Previous | Next --- Slide 26 of 45
Back to Lecture Thumbnails
taegyunk

It would be much more beneficial to steal from the top of dequeue because

  • we can reduce the overhead from communication by exchanging a "larger" piece of work.
  • With run-child-first policy, the local thread would only push and pop at the bottom of dequeue which would potentially increase cache locality.
  • Also, stealing from other threads and pushing and popping from local thread would not interfere that much and we could reduce contention to work queue.
sluck

This paper written by one of the founders of Cilk arts details scheduling work items by stealing. In particular, it mentions that if an idle thread randomly chooses a thread to steal from but that thread also has an empty queue, then the first thread will uniformly at random choose another thread to steal from. More interestingly though, the paper talks about the motivation behind choosing to steal work instead of having a scheduler distribute the work. The idea is that when a scheduler distributes work, it is always distributing available work even to workers that are busy working. If instead threads steal work only when they're idle, then when all threads are busy, no work will be migrated around.
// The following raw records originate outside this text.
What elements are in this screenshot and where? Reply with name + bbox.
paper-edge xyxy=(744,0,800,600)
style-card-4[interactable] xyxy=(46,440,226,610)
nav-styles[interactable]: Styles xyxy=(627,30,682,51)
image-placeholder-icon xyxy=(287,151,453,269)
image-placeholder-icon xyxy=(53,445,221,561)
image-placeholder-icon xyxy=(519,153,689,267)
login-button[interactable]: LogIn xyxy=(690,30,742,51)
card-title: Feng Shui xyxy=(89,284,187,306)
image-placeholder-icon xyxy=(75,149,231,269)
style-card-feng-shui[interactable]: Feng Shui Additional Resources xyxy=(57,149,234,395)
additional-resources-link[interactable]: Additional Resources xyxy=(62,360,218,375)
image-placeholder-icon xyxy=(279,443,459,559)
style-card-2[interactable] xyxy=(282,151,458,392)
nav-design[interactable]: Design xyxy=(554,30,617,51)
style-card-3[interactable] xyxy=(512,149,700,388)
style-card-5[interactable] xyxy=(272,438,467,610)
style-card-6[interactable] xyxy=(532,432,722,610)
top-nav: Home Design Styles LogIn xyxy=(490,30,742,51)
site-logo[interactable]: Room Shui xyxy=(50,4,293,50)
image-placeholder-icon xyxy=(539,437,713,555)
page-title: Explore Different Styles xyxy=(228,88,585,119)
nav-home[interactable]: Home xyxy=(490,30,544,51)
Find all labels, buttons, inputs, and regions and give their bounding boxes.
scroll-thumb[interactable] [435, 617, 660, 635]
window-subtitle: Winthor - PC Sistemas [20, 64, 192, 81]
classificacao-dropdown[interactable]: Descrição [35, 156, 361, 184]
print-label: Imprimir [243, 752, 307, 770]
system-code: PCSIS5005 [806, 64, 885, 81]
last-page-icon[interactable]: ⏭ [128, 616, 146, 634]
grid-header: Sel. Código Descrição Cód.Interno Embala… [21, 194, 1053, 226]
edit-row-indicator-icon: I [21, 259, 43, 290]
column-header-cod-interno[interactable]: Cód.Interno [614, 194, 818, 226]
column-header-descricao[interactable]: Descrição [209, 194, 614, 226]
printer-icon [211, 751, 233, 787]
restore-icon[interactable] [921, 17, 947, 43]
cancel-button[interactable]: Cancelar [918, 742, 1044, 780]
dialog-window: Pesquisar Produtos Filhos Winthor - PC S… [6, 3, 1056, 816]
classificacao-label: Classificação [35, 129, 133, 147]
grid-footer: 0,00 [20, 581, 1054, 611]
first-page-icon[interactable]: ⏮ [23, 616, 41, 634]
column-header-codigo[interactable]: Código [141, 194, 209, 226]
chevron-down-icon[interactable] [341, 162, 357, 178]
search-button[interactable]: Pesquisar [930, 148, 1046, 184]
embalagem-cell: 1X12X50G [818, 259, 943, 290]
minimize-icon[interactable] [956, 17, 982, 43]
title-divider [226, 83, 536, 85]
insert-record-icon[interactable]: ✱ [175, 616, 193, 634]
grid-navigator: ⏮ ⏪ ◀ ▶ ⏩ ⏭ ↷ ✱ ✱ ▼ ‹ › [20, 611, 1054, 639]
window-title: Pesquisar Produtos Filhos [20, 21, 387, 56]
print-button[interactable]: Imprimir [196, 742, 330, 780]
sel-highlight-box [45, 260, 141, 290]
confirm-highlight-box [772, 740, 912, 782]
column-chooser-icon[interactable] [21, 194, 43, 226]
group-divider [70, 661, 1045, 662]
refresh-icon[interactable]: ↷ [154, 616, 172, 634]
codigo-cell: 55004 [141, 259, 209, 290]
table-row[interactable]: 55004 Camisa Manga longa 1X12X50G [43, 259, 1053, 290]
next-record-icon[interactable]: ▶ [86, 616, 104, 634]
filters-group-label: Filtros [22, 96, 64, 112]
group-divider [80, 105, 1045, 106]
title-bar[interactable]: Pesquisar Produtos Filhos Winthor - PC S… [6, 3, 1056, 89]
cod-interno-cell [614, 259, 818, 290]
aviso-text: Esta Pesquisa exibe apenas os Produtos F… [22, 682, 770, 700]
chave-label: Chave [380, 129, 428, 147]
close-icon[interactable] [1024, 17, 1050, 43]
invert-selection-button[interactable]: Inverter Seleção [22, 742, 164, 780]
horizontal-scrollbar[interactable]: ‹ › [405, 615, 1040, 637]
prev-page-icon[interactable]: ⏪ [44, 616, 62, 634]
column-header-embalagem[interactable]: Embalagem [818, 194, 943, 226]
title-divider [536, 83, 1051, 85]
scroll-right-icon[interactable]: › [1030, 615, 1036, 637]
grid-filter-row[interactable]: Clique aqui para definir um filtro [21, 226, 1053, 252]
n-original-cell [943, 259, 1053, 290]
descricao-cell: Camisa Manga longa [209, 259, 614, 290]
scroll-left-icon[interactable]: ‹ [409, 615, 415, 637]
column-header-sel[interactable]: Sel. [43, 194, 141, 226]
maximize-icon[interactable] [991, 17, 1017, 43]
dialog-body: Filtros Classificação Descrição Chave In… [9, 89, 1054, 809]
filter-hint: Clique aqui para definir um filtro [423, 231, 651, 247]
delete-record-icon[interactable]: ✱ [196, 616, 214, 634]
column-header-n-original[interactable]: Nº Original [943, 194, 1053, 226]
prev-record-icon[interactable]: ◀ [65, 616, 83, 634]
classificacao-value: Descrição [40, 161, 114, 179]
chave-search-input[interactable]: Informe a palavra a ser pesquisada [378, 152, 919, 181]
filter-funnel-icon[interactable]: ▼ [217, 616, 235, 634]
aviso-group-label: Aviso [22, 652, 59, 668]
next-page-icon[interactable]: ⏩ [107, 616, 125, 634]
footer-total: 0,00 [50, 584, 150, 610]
Thus the paper claims that the overall amount of work migrated would be less when work is stolen rather than distributed.

benchoi

If most of the threads are idle (e.g. one of them is working on a large task and the rest have nothing to do), it seems that they will all be trying to steal from each other repeatedly and unsuccessfully. Would that generate enough overhead to be a significant problem, or does that not matter?

eatnow

Why is stealing done randomly, instead of keeping track of the size of work queue (or at least estimate it) and stealing from a thread with a lot of work queued up? It seems to make more sense, especially when only a few threads have work.

mchoquet

@eatnow, I imagine they're trying to avoid some sort of global data structure like that because of the pain of doing synchronization on it, as well as the extra coherence traffic. Random guessing probably has much less overhead in the normal case.

paraU

@sluck. It's helpful! You guys are great!